Mme Blanchette Vézina : On a fait les simulations. Je m'inspire beaucoup de l'autre volet de mon ministère, qui est celui du secteur minier, pour lequel il y a une tarification dynamique. Donc, plus le marché est bon, plus les revenus de l'État sont grands, plus le marché ralentit, moins les revenus sont bons. C'est un partage de risques. Mais on a fait des simulations et on sait qu'à terme les revenus vont être similaires. Mais ça permet de soutenir la filière forestière dans ses difficultés, quand elle a des difficultés, puis que l'État reçoive plus de revenus lorsque c'est plus rentable.

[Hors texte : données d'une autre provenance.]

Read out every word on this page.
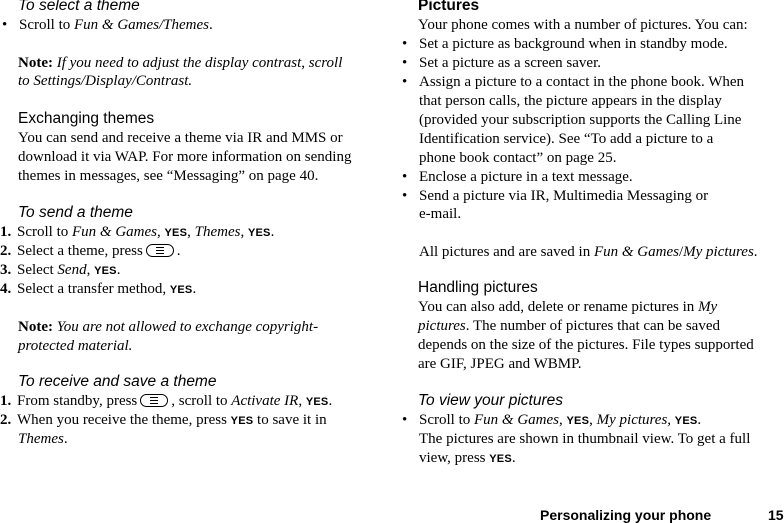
To select a theme
• Scroll to Fun & Games/Themes.
Note: If you need to adjust the display contrast, scroll
to Settings/Display/Contrast.
Exchanging themes
You can send and receive a theme via IR and MMS or
download it via WAP. For more information on sending
themes in messages, see “Messaging” on page 40.
To send a theme
1. Scroll to Fun & Games, YES, Themes, YES.
2. Select a theme, press .
3. Select Send, YES.
4. Select a transfer method, YES.
Note: You are not allowed to exchange copyright-
protected material.
To receive and save a theme
1. From standby, press , scroll to Activate IR, YES.
2. When you receive the theme, press YES to save it in
Themes.
Pictures
Your phone comes with a number of pictures. You can:
• Set a picture as background when in standby mode.
• Set a picture as a screen saver.
• Assign a picture to a contact in the phone book. When
that person calls, the picture appears in the display
(provided your subscription supports the Calling Line
Identification service). See “To add a picture to a
phone book contact” on page 25.
• Enclose a picture in a text message.
• Send a picture via IR, Multimedia Messaging or
e-mail.
All pictures and are saved in Fun & Games/My pictures.
Handling pictures
You can also add, delete or rename pictures in My
pictures. The number of pictures that can be saved
depends on the size of the pictures. File types supported
are GIF, JPEG and WBMP.
To view your pictures
• Scroll to Fun & Games, YES, My pictures, YES.
The pictures are shown in thumbnail view. To get a full
view, press YES.
Personalizing your phone	15
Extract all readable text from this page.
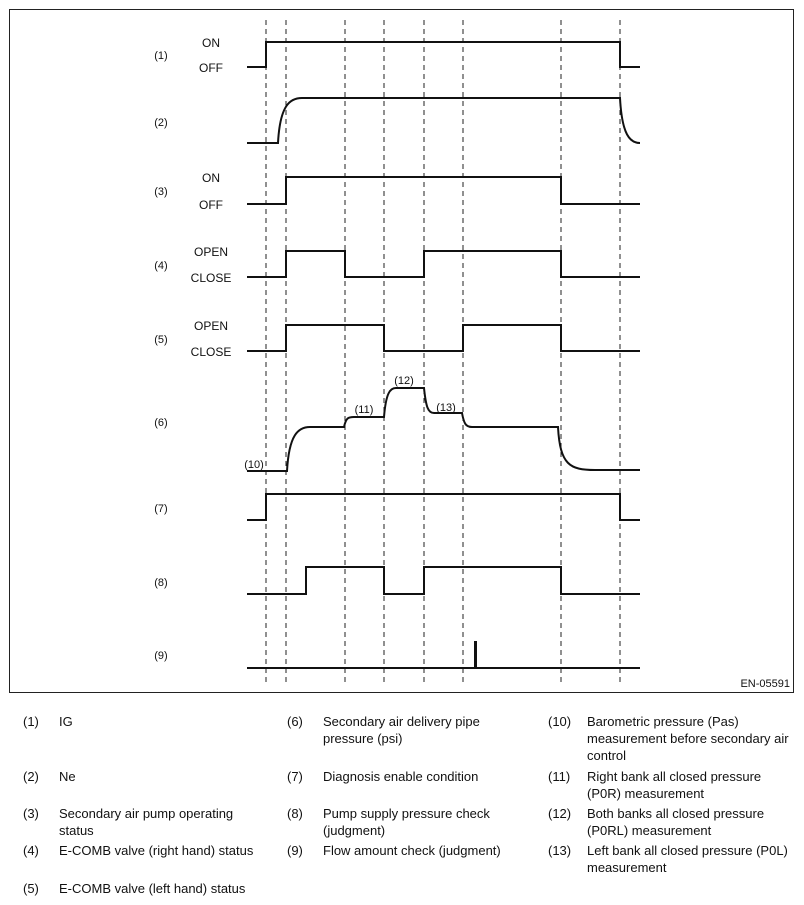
(1)
(2)
(3)
(4)
(5)
(6)
(7)
(8)
(9)
ON
OFF
ON
OFF
OPEN
CLOSE
OPEN
CLOSE
(10)
(11)
(12)
(13)
EN-05591
(1) IG
(2) Ne
(3) Secondary air pump operating status
(4) E-COMB valve (right hand) status
(5) E-COMB valve (left hand) status
(6) Secondary air delivery pipe pressure (psi)
(7) Diagnosis enable condition
(8) Pump supply pressure check (judgment)
(9) Flow amount check (judgment)
(10) Barometric pressure (Pas) measurement before secondary air control
(11) Right bank all closed pressure (P0R) measurement
(12) Both banks all closed pressure (P0RL) measurement
(13) Left bank all closed pressure (P0L) measurement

Journaliste : Si les revenus baissent, là, est-ce que vous allez baisser les investissements en sylviculture? Est-ce que vous vous arrangez pour que ça balance, ou on peut se retrouver dans une situation où l'État québécois va payer plus pour aménager la forêt que ce qu'il reçoit en redevances?

Mme Blanchette Vézina : Bien, en ce moment, on va quand même chercher des crédits supplémentaires pour faire le reboisement. Là, je vous dirais qu'au moment où le règlement sera publié on pourra discuter du règlement, mais l'objectif, c'est que les revenus soient similaires pour l'État sur le moyen terme, là.

Journaliste : Si je peux me permettre quelques questions, Mme Blanchette Vézina, sur ce sujet-là. François Carabin, Le Devoir. Vous dites que vous avez fait des simulations. Or, on est quand même dans un contexte d'incertitude important dans le milieu du... en fait, dans le milieu économique, mais dans le milieu de l'industrie... forestier. En quoi est-ce que les tarifs sur le bois d'œuvre et les éventuels tarifs supplémentaires imposés par le gouvernement américain influent dans vos simulations?

Mme Blanchette Vézina : Mais on sait que, si on ne faisait rien, il y a des fermetures. J'en ai déjà eu des fermetures. Ça aussi, ça a un impact économique important sur le Québec. On parle de 57 000 emplois dans des régions qui, parfois, sont mono industrielles, donc avec seule activité économique que l'activité forestière. Et ça, ça a des impacts qu'on souhaite éviter, des impacts qui sont d'autant plus dommageables. Alors, on est tous gagnants collectivement lorsque la filière forestière va bien, parce que ce sont des emplois dans nos régions qui viennent employer des Québécois, des Québécoises qui vivent dans nos villages. Donc, c'est ça qu'on vient protéger aujourd'hui. Et quand on fait les simulations, on regarde les différentes tendances, mais on regarde aussi si on ne faisait rien aujourd'hui, quel serait le problème? Puis le problème serait d'autant plus grave parce que certaines régions... C'est un écosystème, la filière forestière. Parfois, la scierie va tomber, ça va amener des entrepreneurs à fermer, ça peut avoir des effets dominos qui sont grands. Alors, c'est ce qu'on souhaite éviter. On en voit, avec le nouveau régime forestier, de meilleures conditions pour avoir une filière forestière qui est plus compétitive.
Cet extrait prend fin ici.